Il existe une tendance naturelle à se rallier au leadership d’un chef en temps de crise. Mais il y a toujours des limites.

Je suis profondément reconnaissante pour la plupart de l’esprit de leadership que j’ai pu voir à l’œuvre au Québec et au Canada le mois dernier, alors qu’une épidémie a fauché près de 100 000 personnes dans le monde et a temporairement — sinon irrévocablement — altéré nos vies.

Comparativement au président américain Donald Trump, qui se vante des « succès d’auditoire » de ses conférences de presse à la Maison-Blanche, mais se révèle même incapable d’offrir ses condoléances pour les milliers d’Américains qui sont morts et continueront de mourir à cause de son leadership à la traîne, la plupart de nos dirigeants politiques ont pris le relais et ont traité la pandémie de COVID-19 avec tout le sérieux qu’elle mérite.
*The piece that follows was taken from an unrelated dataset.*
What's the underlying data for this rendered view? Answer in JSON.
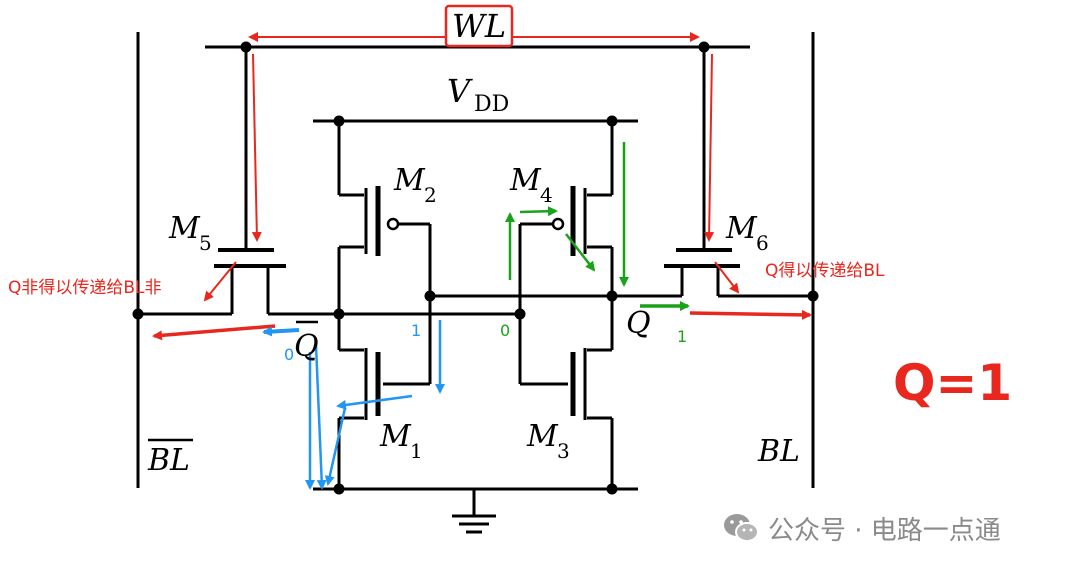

Il est vrai qu’il n’est pas difficile de ressembler à un héros face à quelqu’un d’aussi peu apte que Trump à affronter une telle crise, tant sur le plan intellectuel que comportemental. Mais il y a quelque chose d’assez troublant à constater aussi manifestement chez nous, au Québec et dans tout le Canada, le phénomène de ralliement autour du drapeau, qui atteint toujours un sommet en temps de crise ou de guerre et paralyse toute analyse critique des mesures gouvernementales.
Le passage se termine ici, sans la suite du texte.